Week 1: Define your niche, audience profile, episode format, and podcast name. Research the name for trademark conflicts. Set up your recording space.

Week 2: Purchase or source your equipment. Record two to three test episodes to establish your workflow and identify audio issues. Do not publish these.

Week 3: Edit your launch episodes (aim for three to five episodes ready before going live). Set up hosting, submit to directories, and prepare your episode descriptions with SEO in mind.

Week 4: Launch with at least three episodes published simultaneously. Begin promotion through social media clips, email outreach, and seeding the listener community.

The single biggest predictor of whether a podcast survives its first six months is consistency. Decide on a publishing schedule you can maintain during a busy work period, then stick to it.

Starting a podcast takes more planning than most guides suggest, but the process becomes straightforward once you break it into stages. Define your audience before you touch any equipment, get your UK licensing sorted before you publish, and treat your podcast as a content asset rather than a side project.

The businesses that see real returns from podcasting are the ones that connect it to a broader digital strategy using episodes to feed their SEO, social channels, and lead generation rather than treating it as a standalone effort. Whether you are launching your first episode next month or looking to professionalise an existing show, the fundamentals covered in this guide give you a solid foundation to build on.

FAQs

1. How much does it cost to start a podcast in the UK?

You can launch a functional podcast for under £200 using a USB microphone such as the Samson Q2U (around £60), free recording software like Audacity, and a free hosting tier on Buzzsprout or Spotify for Podcasters.
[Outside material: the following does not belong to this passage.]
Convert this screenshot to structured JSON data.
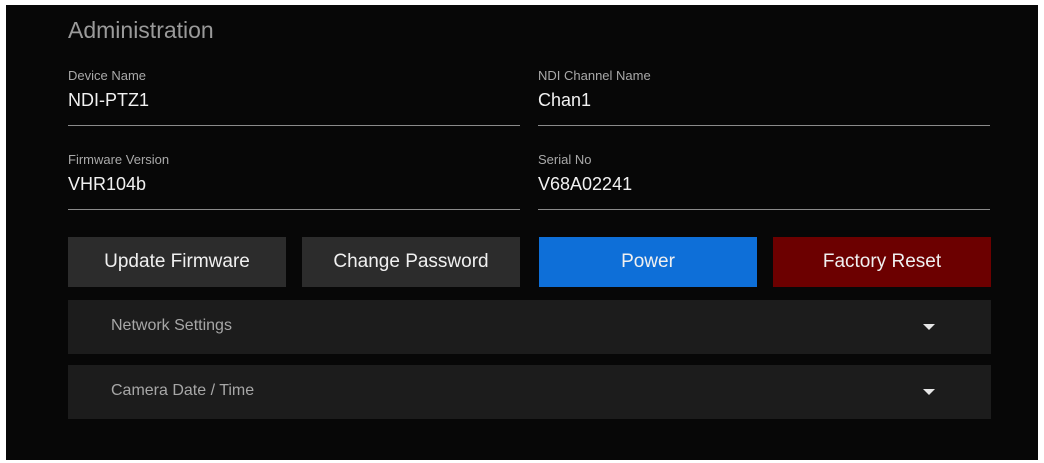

A more professional setup, XLR microphone, audio interface, paid hosting with analytics, and royalty-free music subscription typically runs between £350 and £600 in initial outlay plus roughly £25–30 per month in ongoing costs. Businesses adding video production should budget an additional £100–300 for a basic camera and lighting kit.

2. Do I need a licence to start a podcast in the UK?

You do not need a broadcasting licence from Ofcom for a standard podcast. Podcasts distributed via RSS are not regulated as broadcast services under UK media law. You do, however, need to consider music licensing if you use commercially released tracks, either obtaining PRS and PPL licences or using royalty-free music from a licensed library. If you collect listener email addresses or use analytics tracking, GDPR compliance is also required.

3. How do I get my podcast on Spotify and Apple Podcasts?

Both platforms require you to have a podcast hosting account that generates an RSS feed. Once your hosting is set up and your RSS feed is live, submit it through Spotify for Podcasters (podcasters.spotify.com) and Apple Podcasts Connect (podcastsconnect.apple.com). Apple typically takes one to three business days to approve a new submission. Spotify is often faster. Once approved, new episodes are published automatically whenever you upload to your hosting platform.

4. How many listeners do I need to make a podcast worth the investment?

This depends entirely on your purpose. A business podcast with 200 loyal listeners in your specific sector can generate substantial commercial value through authority building and direct lead enquiries, even though those listener numbers would be considered modest on a general entertainment show. For sponsorship revenue, UK benchmarks suggest most brands expect a minimum of 1,000 downloads per episode before entering a formal sponsorship arrangement. Focus on listener quality over raw numbers, especially in the early stages.

5. Should I start a video podcast or audio-only?

For any business or professional using podcasting as part of their content marketing strategy, video is strongly recommended from the outset. Recording your sessions on camera costs relatively little to add to an existing audio setup and creates a significant additional distribution channel through YouTube, short-form social clips, and Google video search. The most common mistake is launching audio-only and then retrofitting a video setup later, which disrupts your existing workflow and aesthetic. Build for video from episode one, even if your initial video quality is modest.